Here are some ideas to save money:
Be Mindful of the Season
Before you book your flight tickets, be sure to weigh your options and decide what season suits your budget and travel style best. Paris is popular in spring and summer for its colourful blooms and laid-back atmosphere, while autumn and winter have their own special charm with seasonal events and festive window displays. To ensure you have a stress-free holiday, make sure to book your hotel at least a month before your trip, even earlier if you’re visiting during the peak season.
Master the Picnic
Buy or bring a knife in your checked baggage, so you can cut up cheese, fruit etc.
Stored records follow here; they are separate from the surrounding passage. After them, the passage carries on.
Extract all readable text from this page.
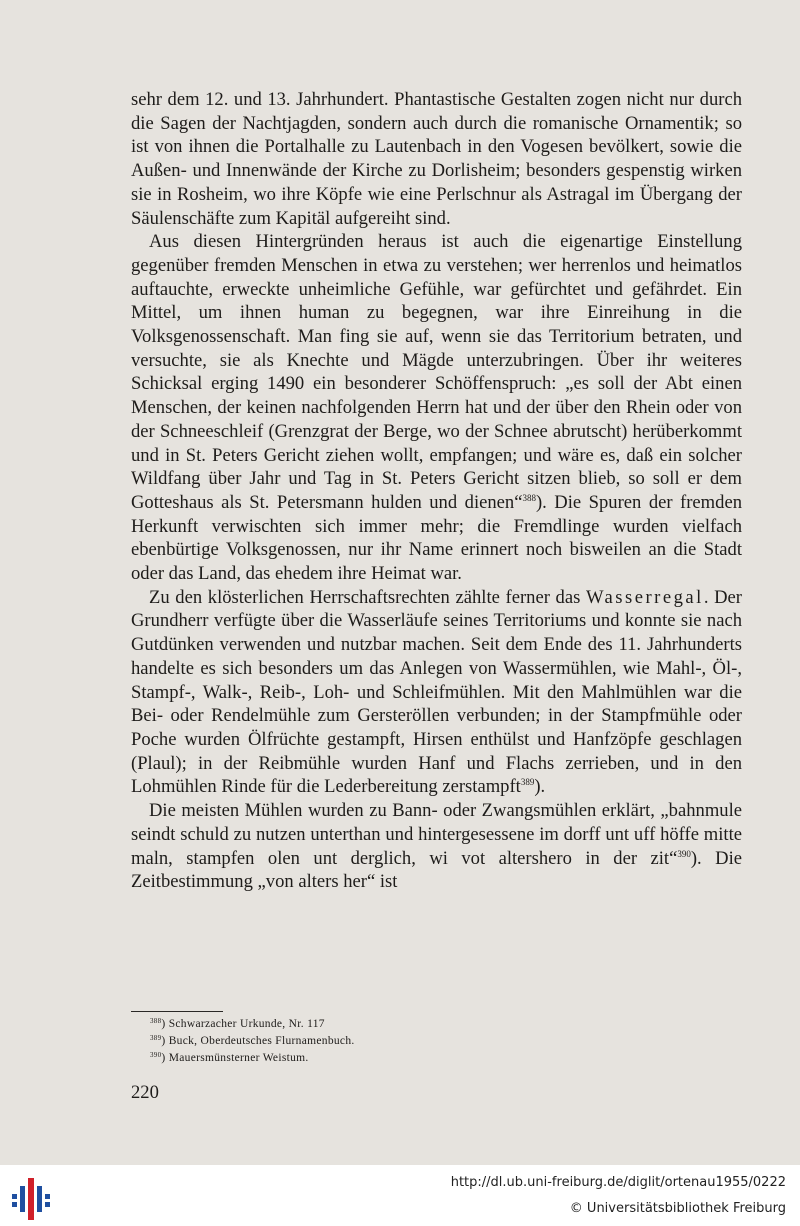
sehr dem 12. und 13. Jahrhundert. Phantastische Gestalten zogen nicht nur durch die Sagen der Nachtjagden, sondern auch durch die romanische Ornamentik; so ist von ihnen die Portalhalle zu Lautenbach in den Vogesen bevölkert, sowie die Außen- und Innenwände der Kirche zu Dorlisheim; besonders gespenstig wirken sie in Rosheim, wo ihre Köpfe wie eine Perlschnur als Astragal im Übergang der Säulenschäfte zum Kapitäl aufgereiht sind.

Aus diesen Hintergründen heraus ist auch die eigenartige Einstellung gegenüber fremden Menschen in etwa zu verstehen; wer herrenlos und heimatlos auftauchte, erweckte unheimliche Gefühle, war gefürchtet und gefährdet. Ein Mittel, um ihnen human zu begegnen, war ihre Einreihung in die Volksgenossenschaft. Man fing sie auf, wenn sie das Territorium betraten, und versuchte, sie als Knechte und Mägde unterzubringen. Über ihr weiteres Schicksal erging 1490 ein besonderer Schöffenspruch: „es soll der Abt einen Menschen, der keinen nachfolgenden Herrn hat und der über den Rhein oder von der Schneeschleif (Grenzgrat der Berge, wo der Schnee abrutscht) herüberkommt und in St. Peters Gericht ziehen wollt, empfangen; und wäre es, daß ein solcher Wildfang über Jahr und Tag in St. Peters Gericht sitzen blieb, so soll er dem Gotteshaus als St. Petersmann hulden und dienen“$^{388}$). Die Spuren der fremden Herkunft verwischten sich immer mehr; die Fremdlinge wurden vielfach ebenbürtige Volksgenossen, nur ihr Name erinnert noch bisweilen an die Stadt oder das Land, das ehedem ihre Heimat war.

Zu den klösterlichen Herrschaftsrechten zählte ferner das Wasserregal. Der Grundherr verfügte über die Wasserläufe seines Territoriums und konnte sie nach Gutdünken verwenden und nutzbar machen. Seit dem Ende des 11. Jahrhunderts handelte es sich besonders um das Anlegen von Wassermühlen, wie Mahl-, Öl-, Stampf-, Walk-, Reib-, Loh- und Schleifmühlen. Mit den Mahlmühlen war die Bei- oder Rendelmühle zum Gersteröllen verbunden; in der Stampfmühle oder Poche wurden Ölfrüchte gestampft, Hirsen enthülst und Hanfzöpfe geschlagen (Plaul); in der Reibmühle wurden Hanf und Flachs zerrieben, und in den Lohmühlen Rinde für die Lederbereitung zerstampft$^{389}$).

Die meisten Mühlen wurden zu Bann- oder Zwangsmühlen erklärt, „bahnmule seindt schuld zu nutzen unterthan und hintergesessene im dorff unt uff höffe mitte maln, stampfen olen unt derglich, wi vot altershero in der zit“$^{390}$). Die Zeitbestimmung „von alters her“ ist

$^{388}$) Schwarzacher Urkunde, Nr. 117
$^{389}$) Buck, Oberdeutsches Flurnamenbuch.
$^{390}$) Mauersmünsterner Weistum.
220
http://dl.ub.uni-freiburg.de/diglit/ortenau1955/0222
© Universitätsbibliothek Freiburg
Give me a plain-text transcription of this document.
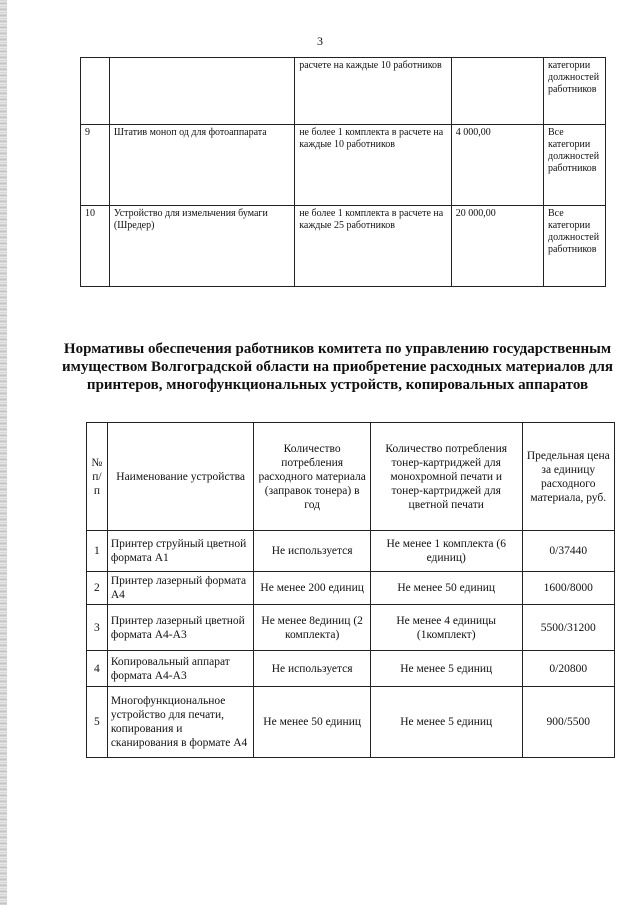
3
		расчете на каждые 10 работников		категории должностей работников
9	Штатив моноп од для фотоаппарата	не более 1 комплекта в расчете на каждые 10 работников	4 000,00	Все категории должностей работников
10	Устройство для измельчения бумаги (Шредер)	не более 1 комплекта в расчете на каждые 25 работников	20 000,00	Все категории должностей работников
Нормативы обеспечения работников комитета по управлению государственным имуществом Волгоградской области на приобретение расходных материалов для принтеров, многофункциональных устройств, копировальных аппаратов
№ п/п	Наименование устройства	Количество потребления расходного материала (заправок тонера) в год	Количество потребления тонер-картриджей для монохромной печати и тонер-картриджей для цветной печати	Предельная цена за единицу расходного материала, руб.
1	Принтер струйный цветной формата А1	Не используется	Не менее 1 комплекта (6 единиц)	0/37440
2	Принтер лазерный формата А4	Не менее 200 единиц	Не менее 50 единиц	1600/8000
3	Принтер лазерный цветной формата А4-А3	Не менее 8единиц (2 комплекта)	Не менее 4 единицы (1комплект)	5500/31200
4	Копировальный аппарат формата А4-А3	Не используется	Не менее 5 единиц	0/20800
5	Многофункциональное устройство для печати, копирования и сканирования в формате А4	Не менее 50 единиц	Не менее 5 единиц	900/5500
You can buy bottled water cheaply to wash fruit and to drink, while fresh produce, cured meats and terrines by the slice, olives and cornichons are also budget-friendly.
Have a Big Breakfast
If your hotel provides a daily breakfast with eggs and cooked items, you might find you can have a big brunch and then snack throughout the day and have dinner in the evening somewhere reasonable. Don’t get caught out trying to do a late lunch though, as most restaurants in France stop their lunch service around 2pm.
Eat Out at a Restaurant for Lunch Instead of Dinner
You can often find the same menu much cheaper at lunch time. Some restaurants offer a “plat du jour” at lunch time or a couple of courses for less than the price of dinner. Try and avoid tourist traps and look for smaller menus with more authentic cuisine.
Save Money on Travel
Opt for a hotel where you can explore on foot to save money on transport.
I hope your next French hotel experience is amazing. Even if you’re not collecting sugar cube wrappers or acorns as I did as a child, make sure you collect lots of wonderful French holiday memories.